À part ces peintres, les personnalités du milieu de la culture fréquentent
également le village. L’auteur Mo Yan, qui a connu la célébrité
après l’adaptation, par Zhang Yimou, de son roman Le sorgho rouge, croit
que sa création actuelle est inférieure à celle de ses vingt ans;
il avoue toutefois avoir retrouvé sa source d’inspiration en se couchant sur le huokang de la maison de Xiao’er et en humant
l’odeur des bûches qui brûlent. La mémoire ne peut donner
ce bonheur indicible de retrouver les sensations d’autrefois.
Lü est en accord total avec
les dires de Mo. Il voue toujours un culte à la nature. D’après
lui, le lever du soleil dans les montagnes est beaucoup plus beau
que celui en ville. « C’est au bout de longs voyages que
les grands peintres comme Zhang Daqian ont pu créer des œuvres qui sont passées à la postérité. Si un peintre ne se confine qu’à la ville, tout au
plus fera-t-il la fresque des personnages de la petite bourgeoisie,
rien d’exceptionnel pour le reste. » Lü
souhaite que les artistes puissent puiser leur inspiration
dans ce village de peintres et y trouver leur vocation.
La vie n’est plus la même…
Cette nouvelle mission a valu au village Koulou, reculé et solitaire,
quelques changements. Les villageois envoient maintenant leurs
enfants apprendre la peinture chez Lü; celui-ci leur distribue
gratuitement pinceaux, encre et cahiers de modèles d’écriture,
tout en les encourageant à étudier cet art. En compagnie de Lü,
les enfants vont au pont pour y dessiner et pratiquer la calligraphie;
on accroche les œuvres aux balustres, ce qui forme un site fort
coloré. Lü bénéficie également du contact avec cette jeunesse : « Il
n’existe pas de frontière ni de hiérarchie pour l’art. Auprès
des enfants, j’ai appris leur façon d’écrire et en ai fait des
œuvres qui se sont avérées bien populaires. Par l’imitation répétitive,
mes œuvres ressemblent finalement aux leurs. »
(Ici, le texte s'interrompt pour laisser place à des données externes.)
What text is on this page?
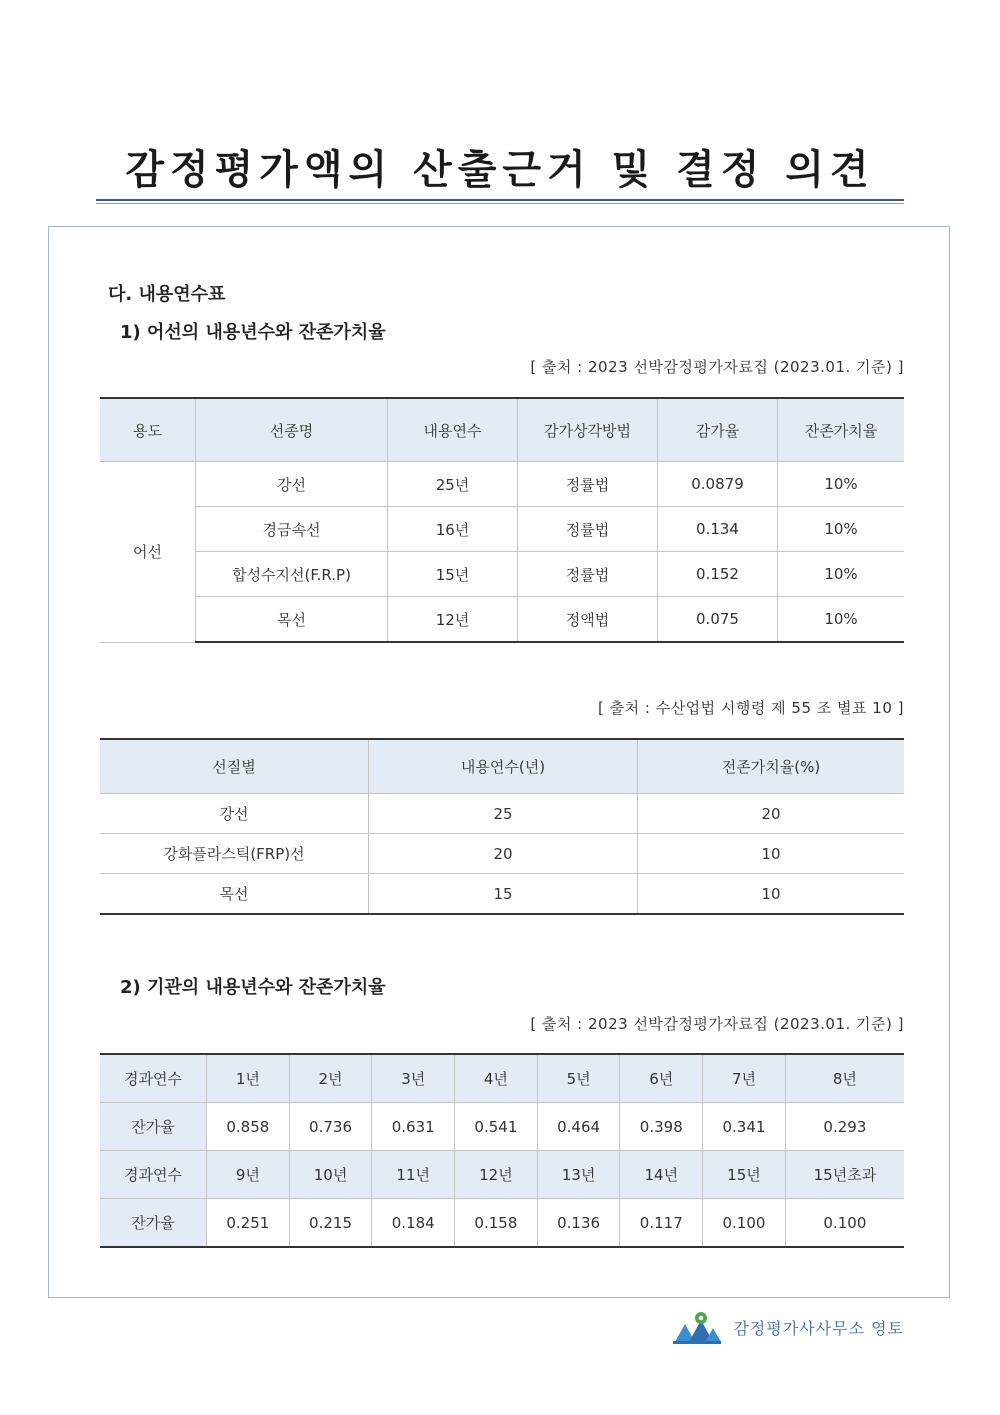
감정평가액의 산출근거 및 결정 의견
다. 내용연수표
1) 어선의 내용년수와 잔존가치율
[ 출처 : 2023 선박감정평가자료집 (2023.01. 기준) ]
용도	선종명	내용연수	감가상각방법	감가율	잔존가치율
어선	강선	25년	정률법	0.0879	10%
	경금속선	16년	정률법	0.134	10%
	합성수지선(F.R.P)	15년	정률법	0.152	10%
	목선	12년	정액법	0.075	10%
[ 출처 : 수산업법 시행령 제 55 조 별표 10 ]
선질별	내용연수(년)	전존가치율(%)
강선	25	20
강화플라스틱(FRP)선	20	10
목선	15	10
2) 기관의 내용년수와 잔존가치율
[ 출처 : 2023 선박감정평가자료집 (2023.01. 기준) ]
경과연수	1년	2년	3년	4년	5년	6년	7년	8년
잔가율	0.858	0.736	0.631	0.541	0.464	0.398	0.341	0.293
경과연수	9년	10년	11년	12년	13년	14년	15년	15년초과
잔가율	0.251	0.215	0.184	0.158	0.136	0.117	0.100	0.100
감정평가사사무소 영토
Par ailleurs, Lü demande à ses parents et aux villageois de servir de
modèles pour les peintres. Ainsi il peuvent vivre de près l’art
pictural. Le village de peintres attire des touristes de la capitale,
et Lü ne manque jamais de leur recommander
de visiter les anciennes maisons et les vestiges de la tour,
datant de la dynastie des Yuan, et de partager la joie de vivre
des paysans. C’est ainsi que, mine de rien, il encourage
le tourisme local.
Aux yeux des villageois, Lü est une personne hors du commun; il a en effet
facilement renoncé à la vie de citadins à laquelle, eux, aspirent
depuis des générations. Mais Lü n'est pas de leur avis. Ayant
avec succès ouvert et exploité des bars, des salons de thé et
des compagnies de publicité en ville, il désapprouve la vanité
et la vie luxueuse de certains citadins, et il ne veut pas se
laisser gagner par l’abrutissement
ambiant. Toutefois, il ne peut pas nier le rôle des expositions
qu’on y organise souvent, telles la Biennale internationale des
beaux-arts de Beijing, de même que les salons de l’auto qui lui
ont permis de mieux connaître le monde et qui lui ont servi d’inspiration.
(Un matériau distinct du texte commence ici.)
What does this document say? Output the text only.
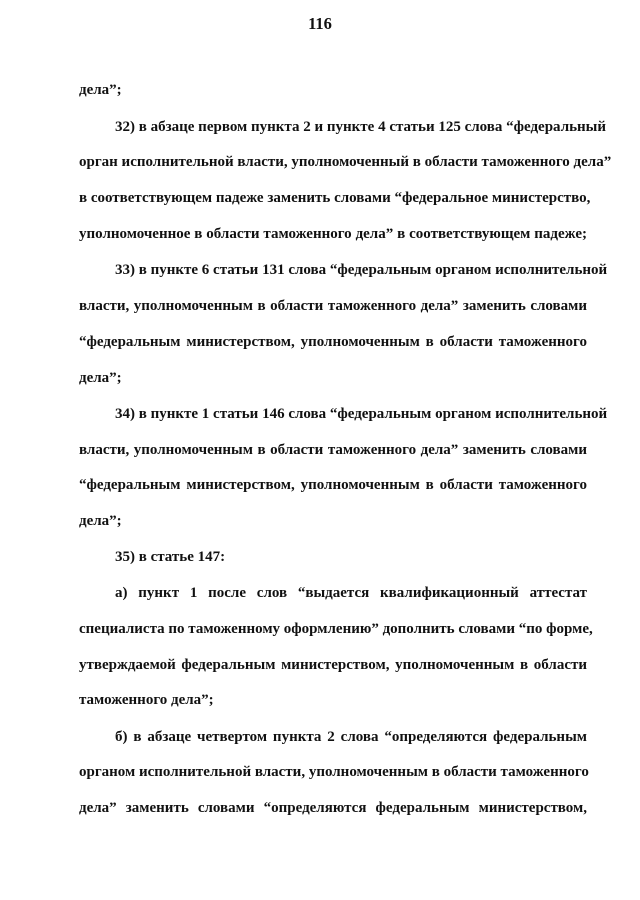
116
дела”;
32) в абзаце первом пункта 2 и пункте 4 статьи 125 слова “федеральный
орган исполнительной власти, уполномоченный в области таможенного дела”
в соответствующем падеже заменить словами “федеральное министерство,
уполномоченное в области таможенного дела” в соответствующем падеже;
33) в пункте 6 статьи 131 слова “федеральным органом исполнительной
власти, уполномоченным в области таможенного дела” заменить словами
“федеральным министерством, уполномоченным в области таможенного
дела”;
34) в пункте 1 статьи 146 слова “федеральным органом исполнительной
власти, уполномоченным в области таможенного дела” заменить словами
“федеральным министерством, уполномоченным в области таможенного
дела”;
35) в статье 147:
а) пункт 1 после слов “выдается квалификационный аттестат
специалиста по таможенному оформлению” дополнить словами “по форме,
утверждаемой федеральным министерством, уполномоченным в области
таможенного дела”;
б) в абзаце четвертом пункта 2 слова “определяются федеральным
органом исполнительной власти, уполномоченным в области таможенного
дела” заменить словами “определяются федеральным министерством,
C’est pourquoi, chaque mois, il se rend à Beijing pour y visiter
les expositions qu’il estime importantes.
Pour agrandir son actuel village de peintres, Lü Xiao’er compte en construire
un nouveau qui couvrira une superficie de 11 mu (1mu = 0,15ha). Pour ce faire, il s’est spécialement
rendu au village Shangyuan et dans d’autres villages de peintres
pour y mener des enquêtes et des recherches. Selon ses dires,
il veut rompre avec les anciennes
habitudes des peintres de se séparer de la vie ordinaire des
gens par de hauts murs; il prône un environnement plus ouvert
et plus convivial où les artistes communiquent librement entre
eux.
La
nouvelle de l’élargissement de son village s'est tout de suite
répandue dans le milieu, et nombreux sont ceux qui veulent s’inscrire
auprès de Lü Xiao’er. Mais ce dernier a ses propres critères.
Par exemple, il propose de restreindre à quinze le nombre de peintres
et de permettre à chacun des inscrits d’acheter au plus 200 m2
de terrain. Il se pose aussi comme le jury de sélection. « C’est
comme choisir vos voisins. Si la tenue morale est médiocre, refus
catégorique! », dit Xiao’er, avec entêtement.
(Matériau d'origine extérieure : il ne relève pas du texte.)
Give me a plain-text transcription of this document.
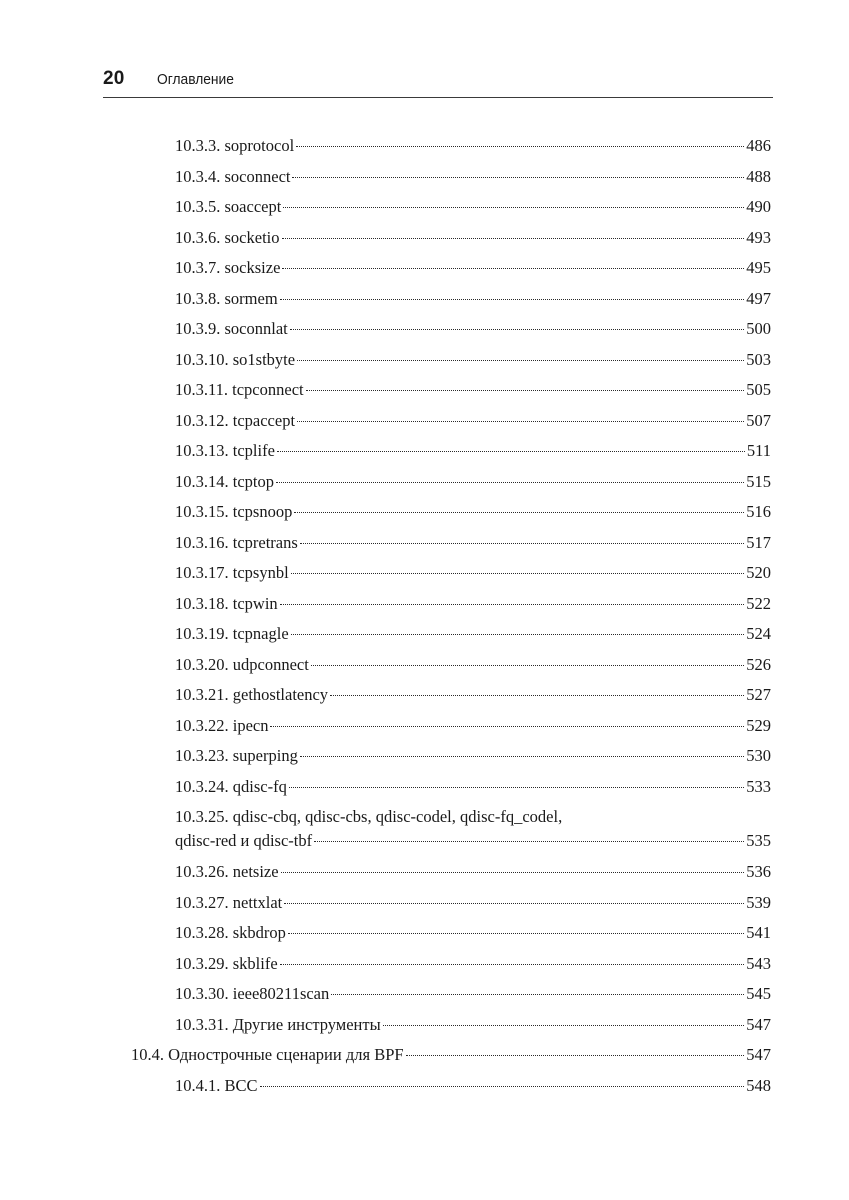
20 Оглавление
10.3.3. soprotocol	486
10.3.4. soconnect	488
10.3.5. soaccept	490
10.3.6. socketio	493
10.3.7. socksize	495
10.3.8. sormem	497
10.3.9. soconnlat	500
10.3.10. so1stbyte	503
10.3.11. tcpconnect	505
10.3.12. tcpaccept	507
10.3.13. tcplife	511
10.3.14. tcptop	515
10.3.15. tcpsnoop	516
10.3.16. tcpretrans	517
10.3.17. tcpsynbl	520
10.3.18. tcpwin	522
10.3.19. tcpnagle	524
10.3.20. udpconnect	526
10.3.21. gethostlatency	527
10.3.22. ipecn	529
10.3.23. superping	530
10.3.24. qdisc-fq	533
10.3.25. qdisc-cbq, qdisc-cbs, qdisc-codel, qdisc-fq_codel,
qdisc-red и qdisc-tbf	535
10.3.26. netsize	536
10.3.27. nettxlat	539
10.3.28. skbdrop	541
10.3.29. skblife	543
10.3.30. ieee80211scan	545
10.3.31. Другие инструменты	547
10.4. Однострочные сценарии для BPF	547
10.4.1. BCC	548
Avec contentement, il confie : « Le nouveau village se
basera sur le goût des paysans et j’y ajouterai leur conception
de la nature. De l’extérieur, on dira que c’est un dé tout carré,
et à l’intérieur, il y aura des ateliers avec éclairage sur cinq
côtés pour ceux qui font de la peinture à l’huile, des ateliers
à éclairage de trois côtés pour ceux qui font de la peinture traditionnelle
chinoise et des ateliers communs pour tous, cloisonnés au milieu
par un rideau. »
Sans doute, des histoires singulières vont encore se dérouler au village
Koulou…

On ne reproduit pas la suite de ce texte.